Technical challenges and opportunities. Some priority technical challenges are cassava viruses and their whitefly vectors, weeds, low nutritive quality, post harvest physiological degradation. Other challenges are long maturation duration, low and unstable dry matter and starch contents, high cyanogenic levels, poor cooking qualities, cassava bacterial blight and root rot in forested areas. Unfavourable plant architecture and low nitrogen use efficiency will also need attention. Cross cutting issues that will need to be addressed to accelerate advances in breeding and genetic improvement include: double haploids, genetic heterosis and apomixis, genome wide selection technology, development of cassava artificial seeds for commercial production, genomics and bioinformatics, and use of cassava waste to produce high quality feeds.
Development challenges and needs. A common belief is that among major issues affecting the poor productivity of cassava are the lack of development of crop management and the lack of markets for products made from cassava. These issues have been solved in countries where cassava has been industrialized, though not yet in Africa. Current efforts consist in developing a strategy based on a vision of cassava making a major contribution to food security, increasing income generation potential through marketing of traditional and processed cassava products, driving rural development through industrial cassava production for food and industrial purposes. Another common belief is that some of the cassava production in Africa will have to be industrialized to make an array of local products that will help support a sustainable seed system and extension services, in turn benefiting small holders.

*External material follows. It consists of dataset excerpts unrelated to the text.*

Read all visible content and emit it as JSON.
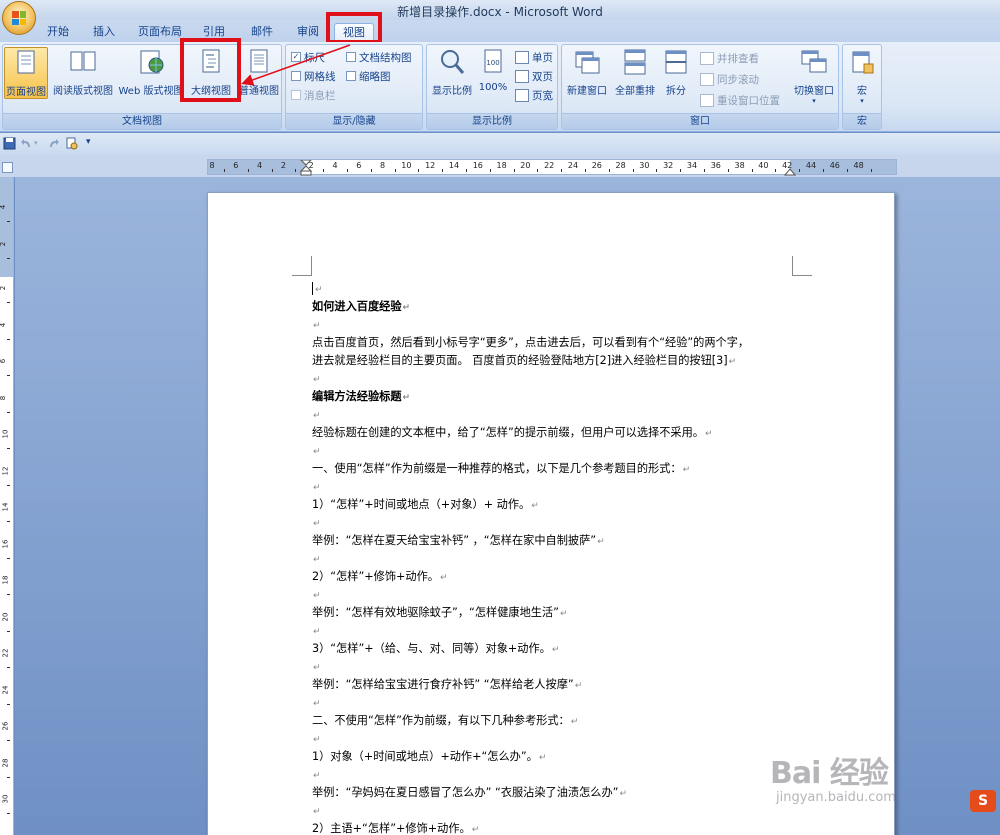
{
  "window": {
    "title": "新增目录操作.docx - Microsoft Word"
  },
  "tabs": [
    {
      "label": "开始"
    },
    {
      "label": "插入"
    },
    {
      "label": "页面布局"
    },
    {
      "label": "引用"
    },
    {
      "label": "邮件"
    },
    {
      "label": "审阅"
    },
    {
      "label": "视图",
      "active": true
    }
  ],
  "ribbon": {
    "document_views": {
      "label": "文档视图",
      "buttons": [
        "页面视图",
        "阅读版式视图",
        "Web 版式视图",
        "大纲视图",
        "普通视图"
      ]
    },
    "show_hide": {
      "label": "显示/隐藏",
      "items": [
        {
          "label": "标尺",
          "checked": true
        },
        {
          "label": "文档结构图",
          "checked": false
        },
        {
          "label": "网格线",
          "checked": false
        },
        {
          "label": "缩略图",
          "checked": false
        },
        {
          "label": "消息栏",
          "checked": false,
          "disabled": true
        }
      ]
    },
    "zoom": {
      "label": "显示比例",
      "buttons": [
        "显示比例",
        "100%"
      ],
      "small": [
        "单页",
        "双页",
        "页宽"
      ]
    },
    "window_group": {
      "label": "窗口",
      "buttons": [
        "新建窗口",
        "全部重排",
        "拆分"
      ],
      "small": [
        "并排查看",
        "同步滚动",
        "重设窗口位置"
      ],
      "switch": "切换窗口"
    },
    "macros": {
      "label": "宏",
      "button": "宏"
    }
  },
  "ruler_numbers": [
    "8",
    "6",
    "4",
    "2",
    "2",
    "4",
    "6",
    "8",
    "10",
    "12",
    "14",
    "16",
    "18",
    "20",
    "22",
    "24",
    "26",
    "28",
    "30",
    "32",
    "34",
    "36",
    "38",
    "40",
    "42",
    "44",
    "46",
    "48"
  ],
  "vruler_numbers": [
    "4",
    "2",
    "2",
    "4",
    "6",
    "8",
    "10",
    "12",
    "14",
    "16",
    "18",
    "20",
    "22",
    "24",
    "26",
    "28",
    "30"
  ],
  "document": {
    "heading1": "如何进入百度经验",
    "p1_line1": "点击百度首页，然后看到小标号字“更多”，点击进去后，可以看到有个“经验”的两个字，",
    "p1_line2": "进去就是经验栏目的主要页面。 百度首页的经验登陆地方[2]进入经验栏目的按钮[3]",
    "heading2": "编辑方法经验标题",
    "p2": "经验标题在创建的文本框中，给了“怎样”的提示前缀，但用户可以选择不采用。",
    "p3": "一、使用“怎样”作为前缀是一种推荐的格式，以下是几个参考题目的形式：",
    "p4": "1）“怎样”+时间或地点（+对象）+ 动作。",
    "p5": "举例：“怎样在夏天给宝宝补钙” ，“怎样在家中自制披萨”",
    "p6": "2）“怎样”+修饰+动作。",
    "p7": "举例：“怎样有效地驱除蚊子”，“怎样健康地生活”",
    "p8": "3）“怎样”+（给、与、对、同等）对象+动作。",
    "p9": "举例：“怎样给宝宝进行食疗补钙”  “怎样给老人按摩”",
    "p10": "二、不使用“怎样”作为前缀，有以下几种参考形式：",
    "p11": "1）对象（+时间或地点）+动作+“怎么办”。",
    "p12": "举例：“孕妈妈在夏日感冒了怎么办”  “衣服沾染了油渍怎么办”",
    "p13": "2）主语+“怎样”+修饰+动作。"
  },
  "watermark": {
    "main": "Bai 经验",
    "sub": "jingyan.baidu.com"
  },
  "ime_badge": "S"
}
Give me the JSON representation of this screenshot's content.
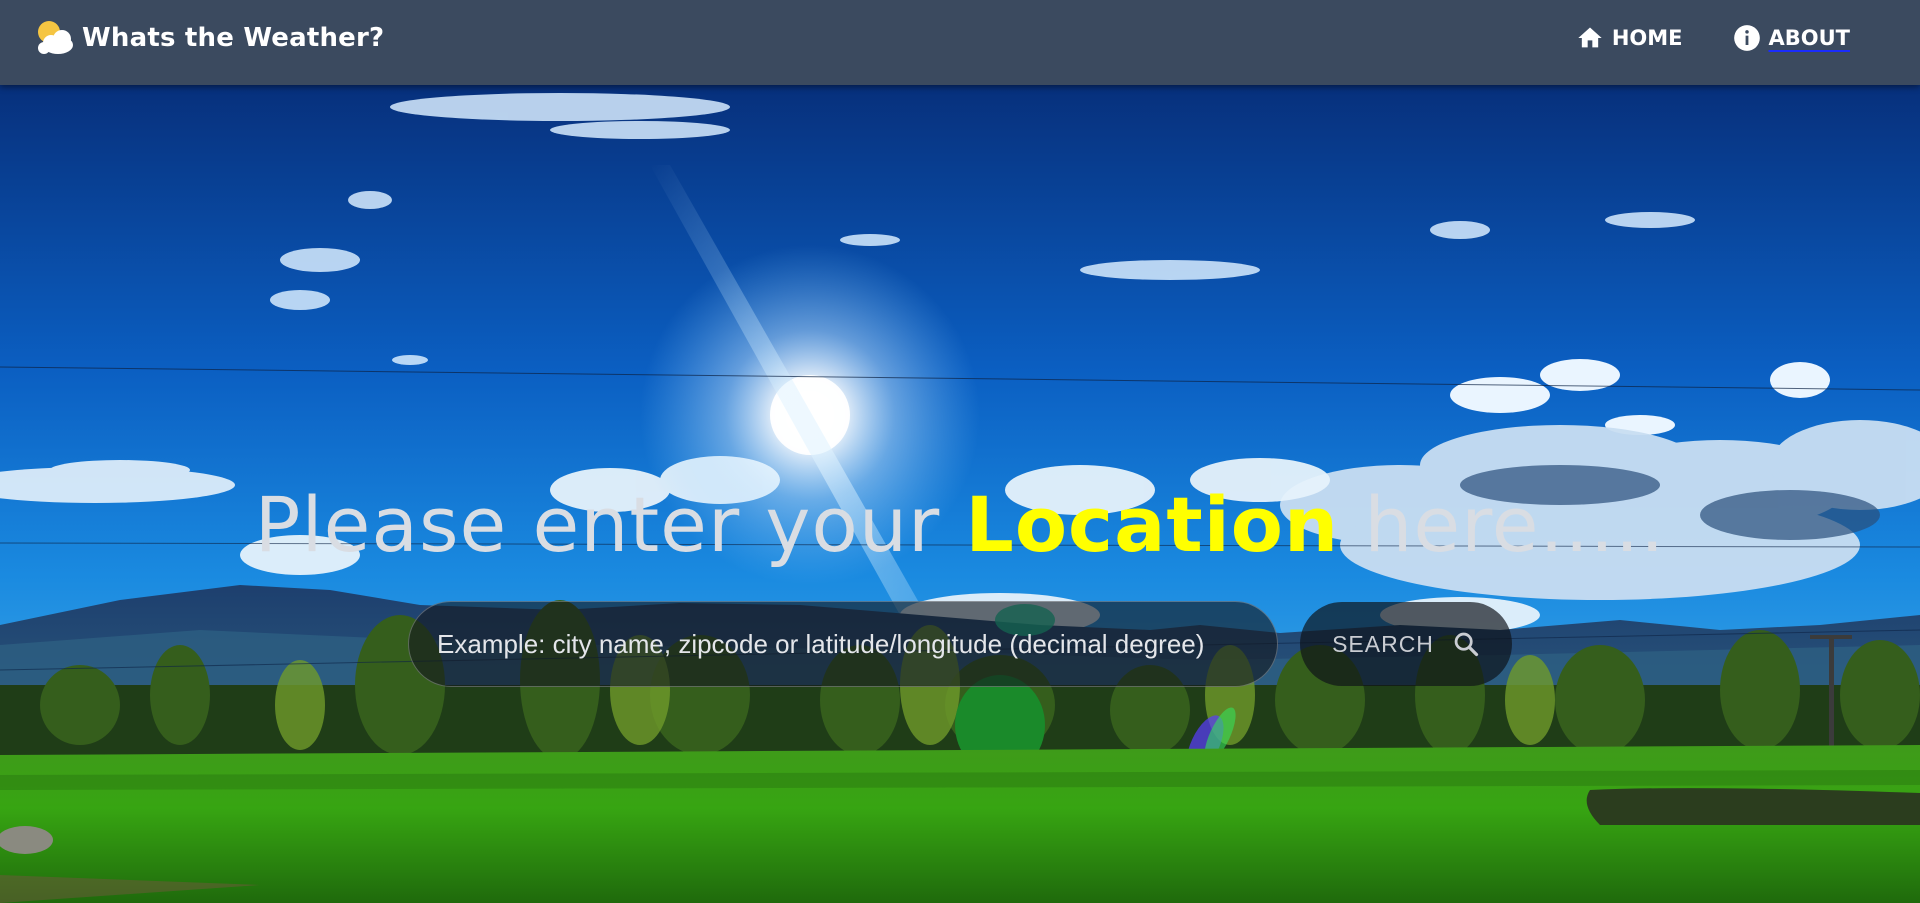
{
  "app": {
    "title": "Whats the Weather?",
    "logo_icon": "sun-cloud-icon"
  },
  "nav": {
    "items": [
      {
        "label": "HOME",
        "icon": "home-icon"
      },
      {
        "label": "ABOUT",
        "icon": "info-icon"
      }
    ]
  },
  "hero": {
    "headline_prefix": "Please enter your ",
    "headline_highlight": "Location",
    "headline_suffix": " here.....",
    "search": {
      "placeholder": "Example: city name, zipcode or latitude/longitude (decimal degree)",
      "value": "",
      "button_label": "SEARCH",
      "button_icon": "search-icon"
    }
  },
  "colors": {
    "navbar": "#3b4a5f",
    "highlight": "#ffff00",
    "headline": "#d9dde3",
    "link_underline": "#1a2cff"
  }
}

Alleviating poverty, freeing women and children for more valued activities and education. Cassava has been strictly associated with poverty as a crop capable of producing food in any circumstance. Consequently cassava farmers will pull out of poverty providing they manage to increase cassava productivity. The world community has to undertake every possibility to give those farmers a chance to produce more of a better crop. Women and children are heavily involved in the production, processing and marketing of cassava. Topics of attention should be weed control in cassava fields with chemicals and other means, improving efficacy of cassava processing in order to return children to school and provide women with more financial resources, for a better investment in education and health of their children. GCP21 will consistently work on these topics to specifically target women and children welfare, education and health.